Main instrument, Shanghai Baoxing biological company 50L fermenter

Correcting the pH electrode of the fermentation tank, preparing 30 liters of culture medium, filling the culture medium into the fermentation tank, sterilizing the culture medium at the temperature of 121 ℃ for 30 minutes, and correcting the dissolved oxygen electrode by taking the initial stirring speed of 100rpm after aeration during fermentation as the zero point before aeration.

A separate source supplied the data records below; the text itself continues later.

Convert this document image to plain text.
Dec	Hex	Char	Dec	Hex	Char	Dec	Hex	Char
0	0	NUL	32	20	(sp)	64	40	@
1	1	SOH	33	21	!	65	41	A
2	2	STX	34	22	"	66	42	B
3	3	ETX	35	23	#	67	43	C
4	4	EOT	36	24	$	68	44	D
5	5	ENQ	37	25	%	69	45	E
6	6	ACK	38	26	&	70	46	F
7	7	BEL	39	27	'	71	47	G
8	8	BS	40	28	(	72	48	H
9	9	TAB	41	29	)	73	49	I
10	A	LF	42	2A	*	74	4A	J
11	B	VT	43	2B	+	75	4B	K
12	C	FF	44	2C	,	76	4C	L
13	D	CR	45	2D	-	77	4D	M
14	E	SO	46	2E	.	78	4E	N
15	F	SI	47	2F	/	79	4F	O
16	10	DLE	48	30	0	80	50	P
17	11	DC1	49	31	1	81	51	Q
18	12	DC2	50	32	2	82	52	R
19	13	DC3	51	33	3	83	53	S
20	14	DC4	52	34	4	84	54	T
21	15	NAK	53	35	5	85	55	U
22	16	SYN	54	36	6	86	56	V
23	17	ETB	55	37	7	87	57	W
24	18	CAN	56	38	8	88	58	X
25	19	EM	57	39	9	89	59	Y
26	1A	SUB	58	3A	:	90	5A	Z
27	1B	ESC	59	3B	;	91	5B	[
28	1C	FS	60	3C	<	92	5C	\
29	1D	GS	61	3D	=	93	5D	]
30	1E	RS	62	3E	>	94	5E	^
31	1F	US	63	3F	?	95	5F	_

Preparing for feeding, wherein the concentration of casein hydrolysate is 30% (30g to 100ml), the glucose is 50% (50g to 100ml), and the mixture is sterilized at 121 ℃ for 20 minutes.

The next day, 10 bottles of seed solution (5L) were placed in a fermentor at 30 ℃ and pH7.0, and the stirring rate and aeration rate were manually adjusted to maintain dissolved oxygen at above 40%.

Feeding materials, mixing 50% glucose and 30% casein hydrolysate according to the mass ratio of 2: 1 of solute.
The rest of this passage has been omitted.